Однажды подруга его сестры Валентина Гец познакомила Юрия с Константином Афоновым, который после нескольких встреч привел его к Василию. Они быстро нашли общий язык.

— Мы вас проверили, товарищ Лихонос, и решили принять в подпольную организацию, — сказал Василий. — Вы живете возле вокзала, поступайте работать на железную дорогу. Там и будете руководителем подпольной группы, только ее организуете сами. Присматривайтесь к людям, подбирайте надежных товарищей.

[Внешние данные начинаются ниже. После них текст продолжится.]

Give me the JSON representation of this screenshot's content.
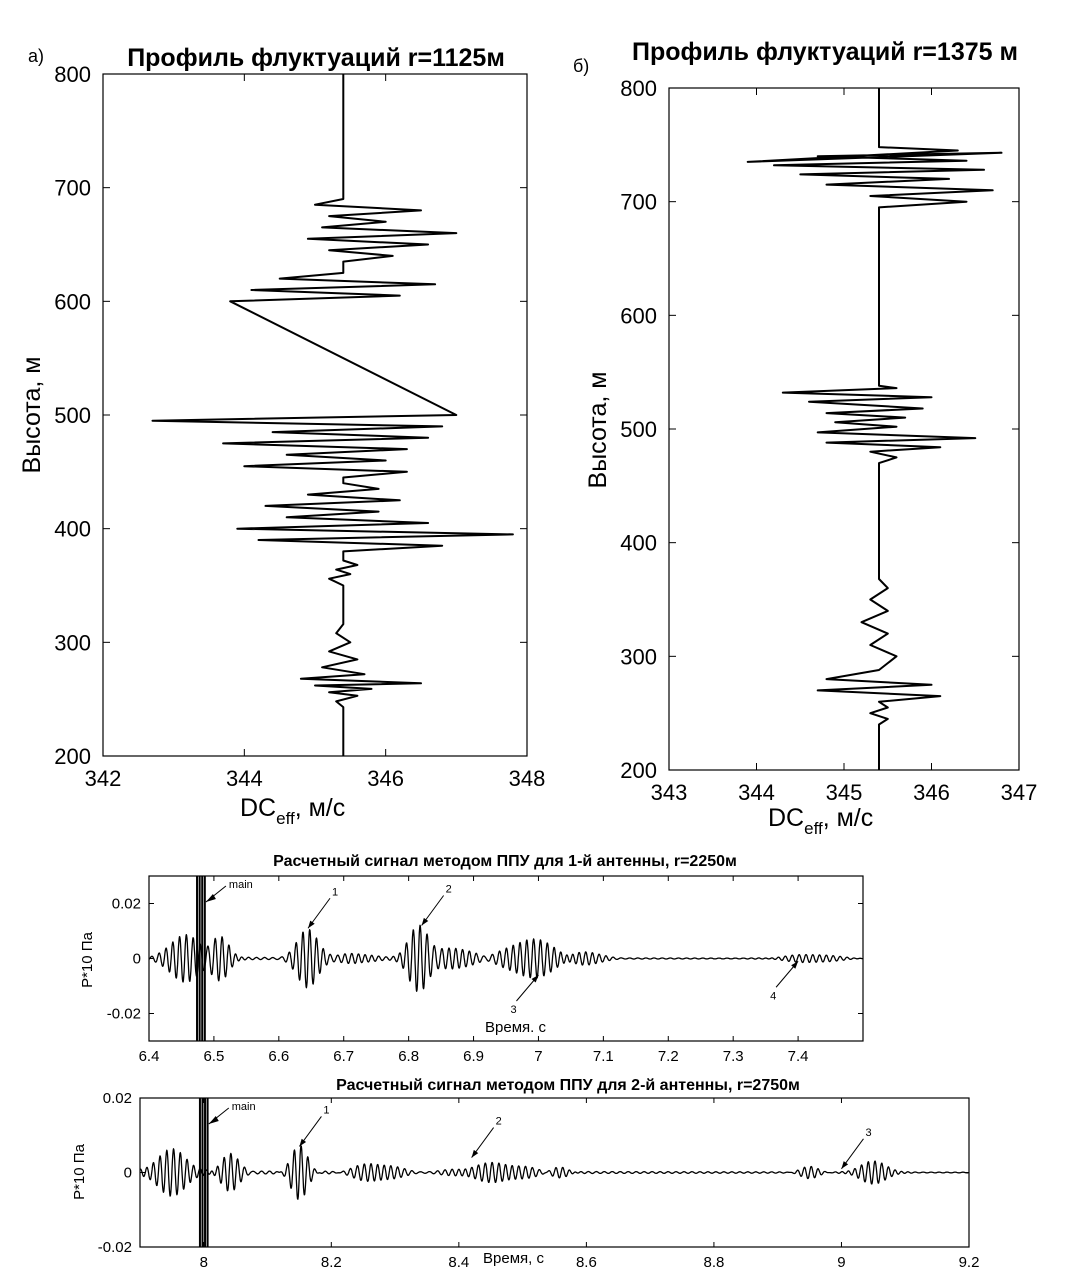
{
  "chart_data": [
    {
      "type": "line",
      "panel_letter": "а)",
      "title": "Профиль флуктуаций r=1125м",
      "xlabel_main": "DC",
      "xlabel_sub": "eff",
      "xlabel_rest": ", м/с",
      "ylabel": "Высота, м",
      "xlim": [
        342,
        348
      ],
      "ylim": [
        200,
        800
      ],
      "xticks": [
        "342",
        "344",
        "346",
        "348"
      ],
      "yticks": [
        "200",
        "300",
        "400",
        "500",
        "600",
        "700",
        "800"
      ],
      "grid": false,
      "series": [
        {
          "x": [
            345.4,
            345.4,
            345.3,
            345.6,
            345.2,
            345.8,
            345.0,
            346.5,
            344.8,
            345.7,
            345.1,
            345.6,
            345.2,
            345.5,
            345.3,
            345.4,
            345.4,
            345.2,
            345.5,
            345.3,
            345.6,
            345.4,
            345.4,
            346.8,
            344.2,
            347.8,
            343.9,
            346.6,
            344.6,
            345.9,
            344.3,
            346.2,
            344.9,
            345.9,
            345.4,
            345.4,
            346.3,
            344.0,
            346.0,
            344.6,
            346.3,
            343.7,
            346.6,
            344.4,
            346.8,
            342.7,
            347.0,
            343.8,
            346.2,
            344.1,
            346.7,
            344.5,
            345.4,
            345.4,
            345.4,
            346.1,
            345.2,
            346.6,
            344.9,
            347.0,
            345.1,
            346.0,
            345.2,
            346.5,
            345.0,
            345.4,
            345.4
          ],
          "y": [
            200,
            243,
            248,
            253,
            256,
            259,
            262,
            264,
            268,
            272,
            278,
            285,
            292,
            300,
            308,
            316,
            350,
            356,
            360,
            364,
            368,
            372,
            380,
            385,
            390,
            395,
            400,
            405,
            410,
            415,
            420,
            425,
            430,
            435,
            440,
            445,
            450,
            455,
            460,
            465,
            470,
            475,
            480,
            485,
            490,
            495,
            500,
            600,
            605,
            610,
            615,
            620,
            625,
            630,
            635,
            640,
            645,
            650,
            655,
            660,
            665,
            670,
            675,
            680,
            685,
            690,
            800
          ]
        }
      ]
    },
    {
      "type": "line",
      "panel_letter": "б)",
      "title": "Профиль флуктуаций r=1375 м",
      "xlabel_main": "DC",
      "xlabel_sub": "eff",
      "xlabel_rest": ", м/с",
      "ylabel": "Высота, м",
      "xlim": [
        343,
        347
      ],
      "ylim": [
        200,
        800
      ],
      "xticks": [
        "343",
        "344",
        "345",
        "346",
        "347"
      ],
      "yticks": [
        "200",
        "300",
        "400",
        "500",
        "600",
        "700",
        "800"
      ],
      "grid": false,
      "series": [
        {
          "x": [
            345.4,
            345.4,
            345.5,
            345.3,
            345.5,
            345.4,
            346.1,
            344.7,
            346.0,
            344.8,
            345.4,
            345.6,
            345.3,
            345.5,
            345.2,
            345.5,
            345.3,
            345.5,
            345.4,
            345.4,
            345.4,
            345.6,
            345.3,
            346.1,
            344.8,
            346.5,
            344.7,
            345.6,
            344.9,
            345.7,
            344.8,
            345.9,
            344.6,
            346.0,
            344.3,
            345.6,
            345.4,
            345.4,
            345.4,
            346.4,
            345.3,
            346.7,
            344.8,
            346.2,
            344.5,
            346.6,
            344.2,
            346.4,
            344.7,
            346.8,
            343.9,
            346.3,
            345.4,
            345.4
          ],
          "y": [
            200,
            240,
            245,
            250,
            255,
            260,
            265,
            270,
            275,
            280,
            288,
            300,
            310,
            320,
            330,
            340,
            350,
            360,
            368,
            380,
            470,
            475,
            480,
            484,
            488,
            492,
            497,
            502,
            506,
            510,
            514,
            518,
            524,
            528,
            532,
            536,
            538,
            600,
            695,
            700,
            705,
            710,
            715,
            720,
            724,
            728,
            732,
            736,
            740,
            743,
            735,
            745,
            748,
            800
          ]
        }
      ]
    },
    {
      "type": "line",
      "title": "Расчетный сигнал методом ППУ для 1-й антенны, r=2250м",
      "xlabel": "Время. с",
      "ylabel": "P*10 Па",
      "xlim": [
        6.4,
        7.5
      ],
      "ylim": [
        -0.03,
        0.03
      ],
      "xticks": [
        "6.4",
        "6.5",
        "6.6",
        "6.7",
        "6.8",
        "6.9",
        "7",
        "7.1",
        "7.2",
        "7.3",
        "7.4"
      ],
      "yticks": [
        "0.02",
        "0",
        "-0.02"
      ],
      "grid": false,
      "packets": [
        {
          "center": 6.455,
          "amp": 0.009,
          "width": 0.03,
          "freq": 95
        },
        {
          "center": 6.51,
          "amp": 0.008,
          "width": 0.02,
          "freq": 95
        },
        {
          "center": 6.645,
          "amp": 0.011,
          "width": 0.022,
          "freq": 95
        },
        {
          "center": 6.72,
          "amp": 0.002,
          "width": 0.03,
          "freq": 95
        },
        {
          "center": 6.815,
          "amp": 0.012,
          "width": 0.022,
          "freq": 95
        },
        {
          "center": 6.87,
          "amp": 0.004,
          "width": 0.04,
          "freq": 95
        },
        {
          "center": 6.99,
          "amp": 0.007,
          "width": 0.05,
          "freq": 95
        },
        {
          "center": 7.07,
          "amp": 0.003,
          "width": 0.03,
          "freq": 95
        },
        {
          "center": 7.42,
          "amp": 0.0015,
          "width": 0.05,
          "freq": 95
        }
      ],
      "main_pulse": {
        "time": 6.48,
        "label": "main"
      },
      "annotations": [
        {
          "text": "1",
          "x": 6.645,
          "y": 0.011
        },
        {
          "text": "2",
          "x": 6.82,
          "y": 0.012
        },
        {
          "text": "3",
          "x": 7.0,
          "y": -0.006
        },
        {
          "text": "4",
          "x": 7.4,
          "y": -0.001
        }
      ]
    },
    {
      "type": "line",
      "title": "Расчетный сигнал методом ППУ для 2-й антенны, r=2750м",
      "xlabel": "Время, с",
      "ylabel": "P*10 Па",
      "xlim": [
        7.9,
        9.2
      ],
      "ylim": [
        -0.02,
        0.02
      ],
      "xticks": [
        "8",
        "8.2",
        "8.4",
        "8.6",
        "8.8",
        "9",
        "9.2"
      ],
      "yticks": [
        "0.02",
        "0",
        "-0.02"
      ],
      "grid": false,
      "packets": [
        {
          "center": 7.95,
          "amp": 0.006,
          "width": 0.035,
          "freq": 95
        },
        {
          "center": 8.04,
          "amp": 0.005,
          "width": 0.02,
          "freq": 95
        },
        {
          "center": 8.15,
          "amp": 0.007,
          "width": 0.018,
          "freq": 95
        },
        {
          "center": 8.27,
          "amp": 0.0025,
          "width": 0.04,
          "freq": 95
        },
        {
          "center": 8.46,
          "amp": 0.0025,
          "width": 0.06,
          "freq": 95
        },
        {
          "center": 8.56,
          "amp": 0.0015,
          "width": 0.02,
          "freq": 95
        },
        {
          "center": 8.95,
          "amp": 0.0015,
          "width": 0.02,
          "freq": 95
        },
        {
          "center": 9.05,
          "amp": 0.003,
          "width": 0.03,
          "freq": 95
        }
      ],
      "main_pulse": {
        "time": 8.0,
        "label": "main"
      },
      "annotations": [
        {
          "text": "1",
          "x": 8.15,
          "y": 0.007
        },
        {
          "text": "2",
          "x": 8.42,
          "y": 0.004
        },
        {
          "text": "3",
          "x": 9.0,
          "y": 0.001
        }
      ]
    }
  ]
}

— Я согласен. Выполню все, что мне прикажут.

— Вот и хорошо.

В присутствии Константина и Василия Афоновых Лихонос подписал клятву. А через несколько дней он уже работал сцепщиком в железнодорожном депо.

Поначалу в его группу вступили машинист Владимир Рубан, слесарь Андрей Корсаков, машинист Илья Лунев. Для связи со штабом Василий Афонов назначил Ивана Ковалева, которого пристроили кладовщиком в топливный склад при железной дороге.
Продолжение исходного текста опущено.